New US Dollar Libor Deadline Doesn’t Guarantee a Smooth Transition
December 23, 2020 by
Fitch Ratings-New York/London-01 December 2020: Pushing the Libor transition deadline for the U.S. dollar (USD) market back 18 months would lessen the risk of disorderly outcomes at YE21 but using this extra time productively is the key to a smooth transition, Fitch Ratings says. Primary markets have yet to shift to alternative indices, regulators and legislators might need to facilitate orderly transition for hard-to-fix legacy contracts and liquidity needs to develop in derivatives based on the Secured Overnight Financing Rate (SOFR).
ICE Benchmark Administration Limited (IBA) on Monday announced a consultation that could see the cessation of the widely used one-, three-, six- and 12-month USD Libor reference delayed to end-June 2023. IBA will also consult on ceasing publication of one-week and two-month USD Libor at end-2021, in line with the original timetable.
Additional preparation time should avoid the potential operational and market disruption if all USD Libor settings ceased publication after 31 Dec 2021. As we have previously noted, delays in creating a robust SOFR-based derivatives market and the failure to develop a SOFR term rate sufficiently far in advance of cessation could materially increase risks to financial institutions arising from transition, while legacy Libor exposure is significant, particularly in structured finance.
The IBA consultation appears part of a coordinated effort by regulators to avoid such disruption. The UK Financial Conduct Authority (FCA), which regulates IBA as Libor’s administrator, and the Federal Reserve Board (the Fed) both welcomed the prospect of ‘a clear end-date’ for USD Libor that left enough time to deal with legacy contracts where amending fallback language remains difficult, partly by reducing the number of affected contracts as most of these would mature before cessation. The backing of U.S. and UK regulators illustrates the magnitude of the transition challenges facing USD market participants.
Addressing legacy contracts also depends on moving primary market activity from USD Libor to SOFR or other alternative indices. SOFR adoption has been uneven and lagged other markets (sterling issuance largely references the Sterling Overnight Index Average), although most recent USD primary market issuance has included Alternative Reference Rates Committee (ARRC) fallback language, which will make the process of switching to SOFR in the future less challenging.
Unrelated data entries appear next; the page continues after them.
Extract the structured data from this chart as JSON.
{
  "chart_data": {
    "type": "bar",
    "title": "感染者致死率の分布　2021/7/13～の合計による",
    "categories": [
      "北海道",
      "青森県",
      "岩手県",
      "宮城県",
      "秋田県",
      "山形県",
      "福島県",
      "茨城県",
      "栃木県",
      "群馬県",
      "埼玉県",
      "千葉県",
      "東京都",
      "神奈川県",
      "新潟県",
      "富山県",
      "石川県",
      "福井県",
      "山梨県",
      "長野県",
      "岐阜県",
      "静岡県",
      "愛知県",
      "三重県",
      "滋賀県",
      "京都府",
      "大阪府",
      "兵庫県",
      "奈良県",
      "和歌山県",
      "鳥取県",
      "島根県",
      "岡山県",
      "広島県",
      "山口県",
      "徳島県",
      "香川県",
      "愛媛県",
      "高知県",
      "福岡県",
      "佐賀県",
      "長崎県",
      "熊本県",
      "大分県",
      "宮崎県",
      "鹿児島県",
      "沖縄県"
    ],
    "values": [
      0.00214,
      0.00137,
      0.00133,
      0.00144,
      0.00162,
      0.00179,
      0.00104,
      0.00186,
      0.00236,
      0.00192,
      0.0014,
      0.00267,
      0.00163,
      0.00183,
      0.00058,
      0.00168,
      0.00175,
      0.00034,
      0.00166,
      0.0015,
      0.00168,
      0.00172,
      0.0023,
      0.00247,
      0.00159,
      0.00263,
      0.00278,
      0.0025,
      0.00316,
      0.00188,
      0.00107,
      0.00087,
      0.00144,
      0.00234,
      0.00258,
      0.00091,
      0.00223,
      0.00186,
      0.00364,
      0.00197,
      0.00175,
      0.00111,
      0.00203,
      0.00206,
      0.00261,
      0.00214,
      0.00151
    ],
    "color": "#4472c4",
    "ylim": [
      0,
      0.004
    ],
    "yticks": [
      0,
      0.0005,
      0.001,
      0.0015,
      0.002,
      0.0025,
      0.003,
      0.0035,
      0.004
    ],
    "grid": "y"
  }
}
Delaying USD Libor cessation would allow more time for liquidity to develop in the SOFR-based derivatives market that remains a fraction of size of the interest rate derivatives market referencing Libor. This could support ARRC’s efforts to build a term reference rate by the middle of 2021, facilitating more primary market issuance referencing SOFR. ISDA has published a protocol to include fallbacks in legacy derivative contracts referencing Libor. A delay would give market participants additional time to make the necessary amendments (adoption is voluntary). It would also leave more time to enact possible state or federal legislation to reduce litigation and operational risks from legacy contracts.
However, an extension would not automatically mean a smooth transition in mid-2023. We believe the slower shift to using SOFR as the benchmark rate for newly originated dollar cash products has reflected a ‘wait-and-see’ approach from some market participants, as well as SOFR’s lack of credit spread and term structure. Proactively embracing workable solutions would reduce, rather than simply delay, disruption.
The ‘wait-and-see’ approach also reflects a less forceful approach by U.S. banking regulators relative to their UK counterparts, particularly in the transition’s early stages, although U.S. regulators have increased efforts to make sure risks are addressed. The Fed, Office of the Comptroller of the Currency and the Federal Deposit Insurance Corporation said in response to IBA’s announcement that they ‘encourage’ banks to stop using Libor in new contracts as soon as possible and no later than end-2021.